* John Panzer <[EMAIL PROTECTED]> [2005-10-13 18:45]:
If I recall, I believe this is because some people wanted to be
able to package multiple pieces of content together in a single
entry, and other people did not want to have to imply a
requirement for MIME multipart parsing as pat of the Atom
format specification.
And in retrospect, I think this was a mistake. F.ex. a while ago
we had someone asking why he isn’t able to publish mailing list
archives as a feed with entries containing the original message
as a message/rfc822 payload, and indeed there’s no good reason
he can’t.

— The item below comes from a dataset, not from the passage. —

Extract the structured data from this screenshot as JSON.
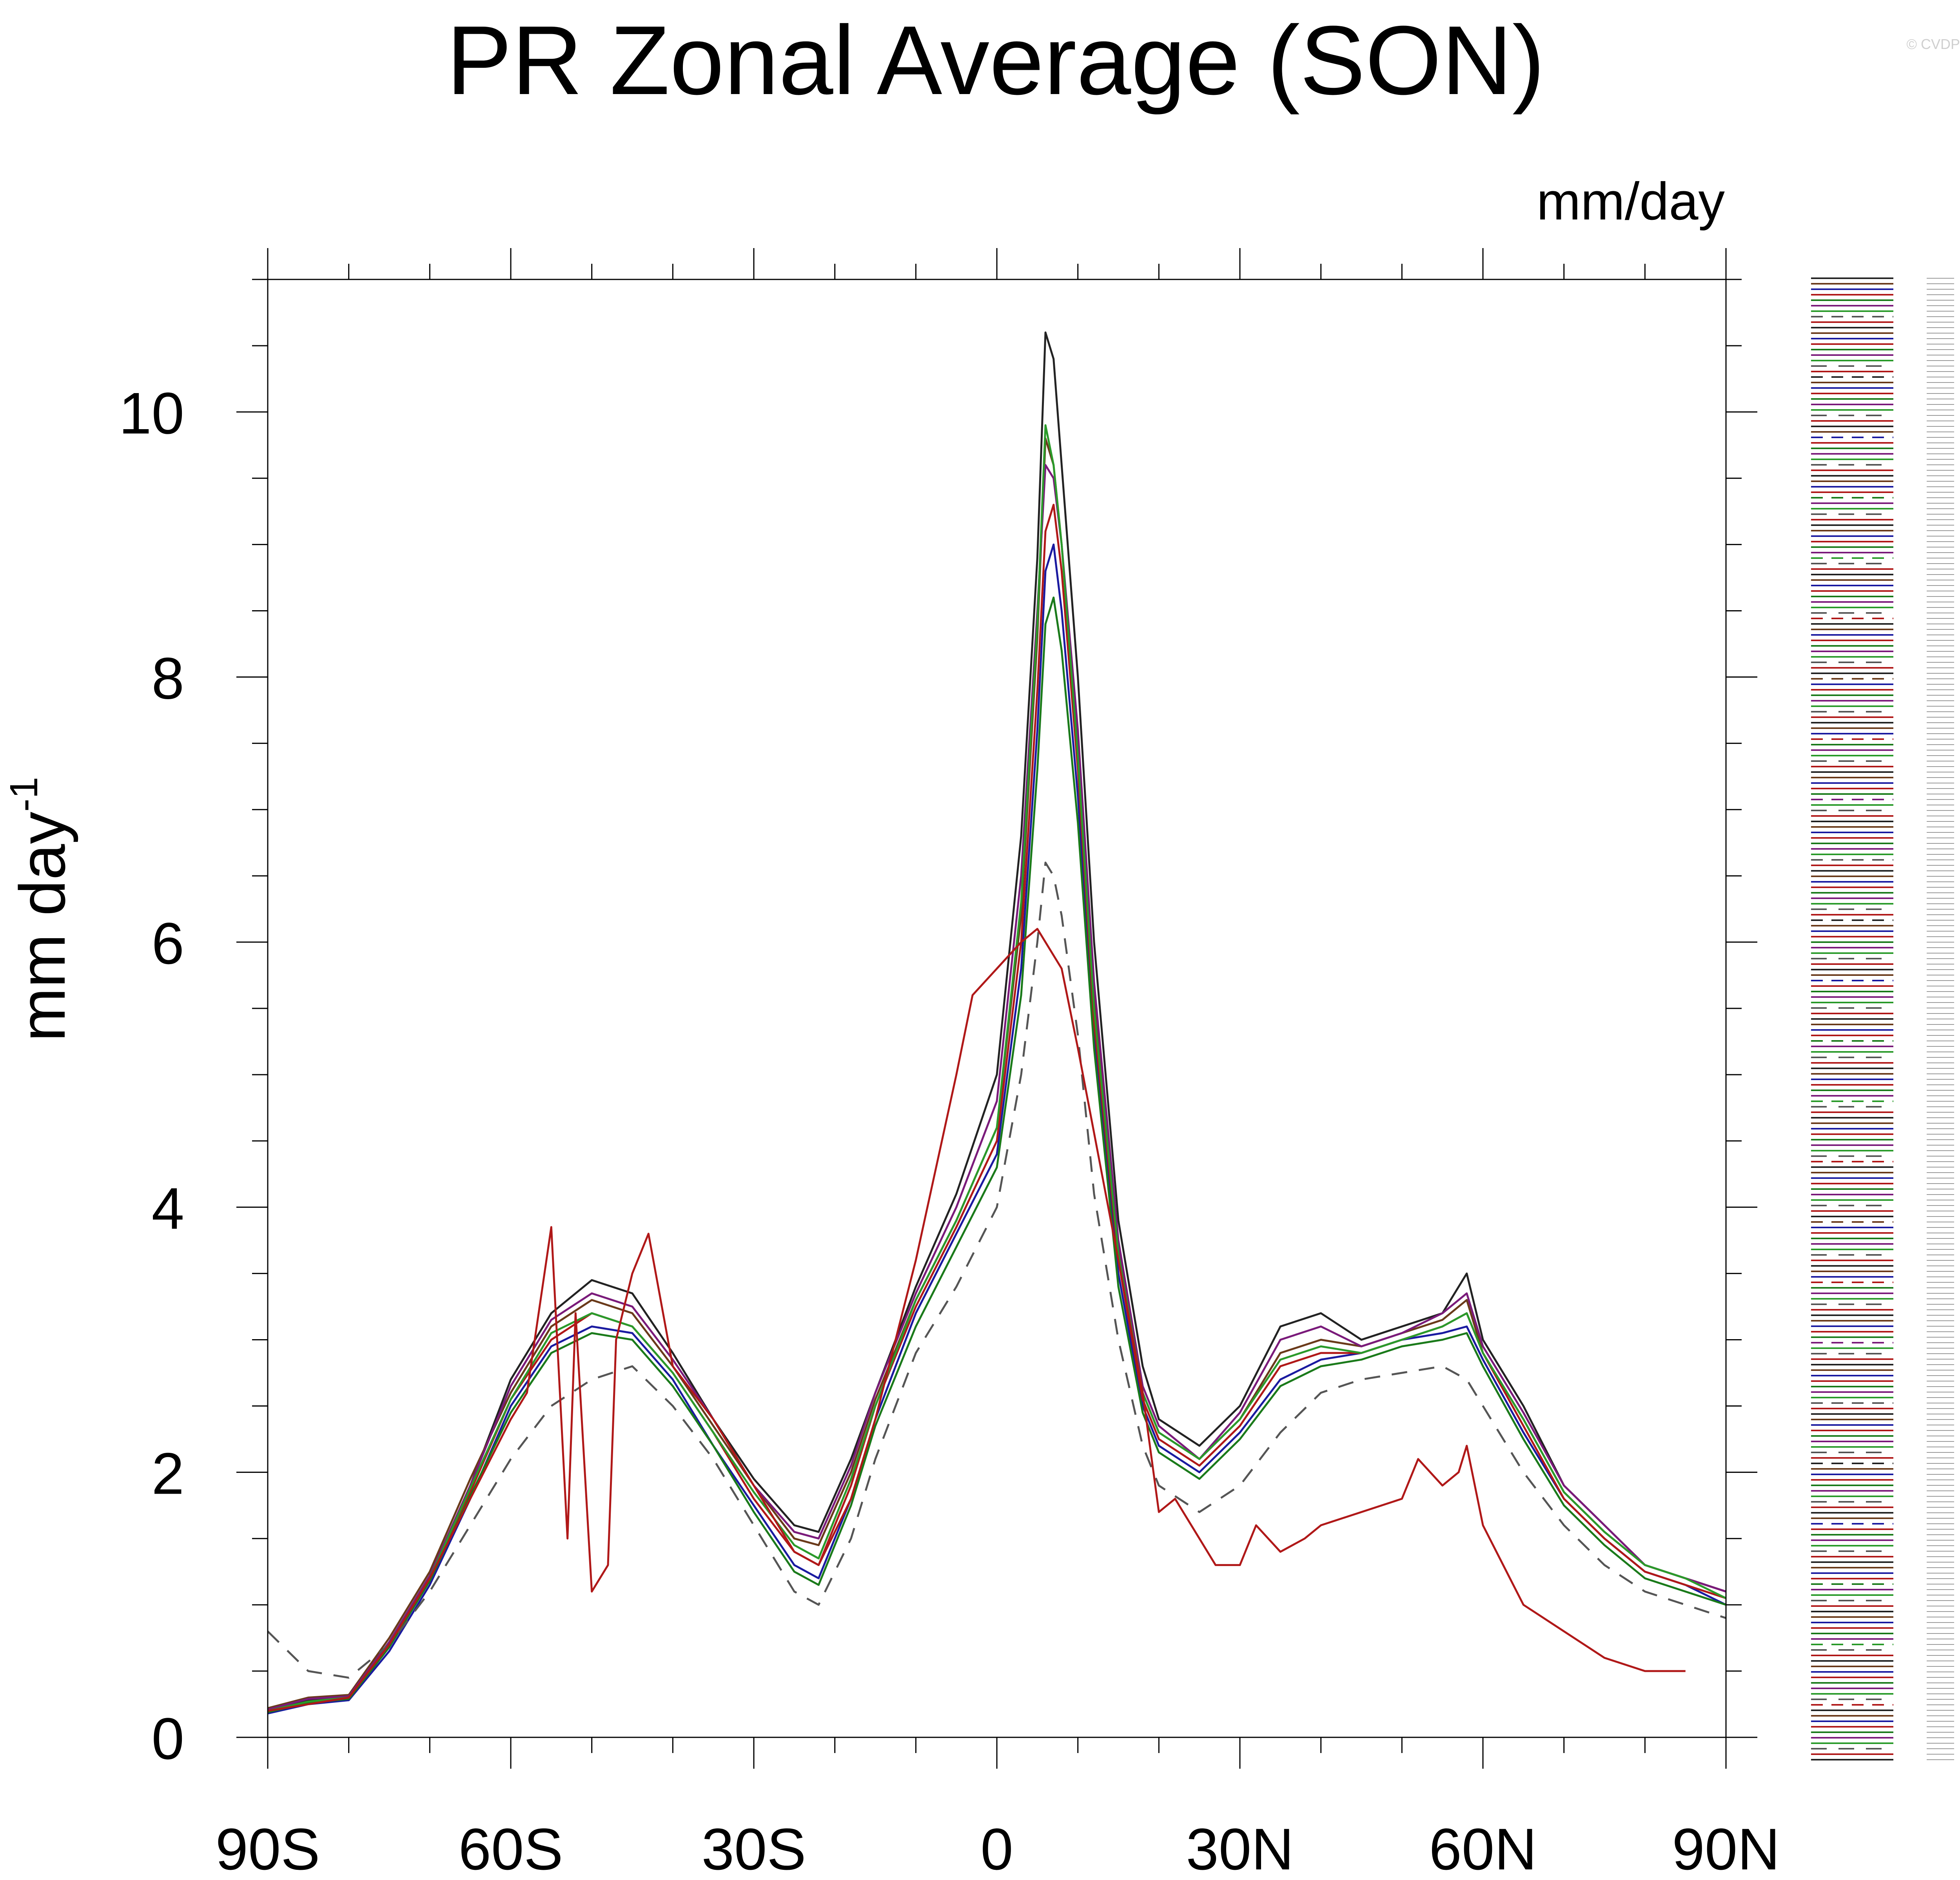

He just can’t.
(This would have been a nice use case: stick the original message
into atom:content and put a version rendered as HTML into
atom:summary. I have to say I am liking this
atom:summary/atom:content dichotomy more and more with every
passing day.)
The right thing, I *think*, would have been for Atom Format to
say that an Atom processor MAY decode envelopes (translation:
don’t hold your breath), and for Atom Protocol to say the server
MUST NOT decode envelopes (translation: if I ship a
message/rfc822 payload, the server simply stores it as such).
As is, the only option is to stick the blob into an enclosure,
inlined though the backdoor by using a data: URI.
Well, you can pass them around by reference with [EMAIL PROTECTED] I think.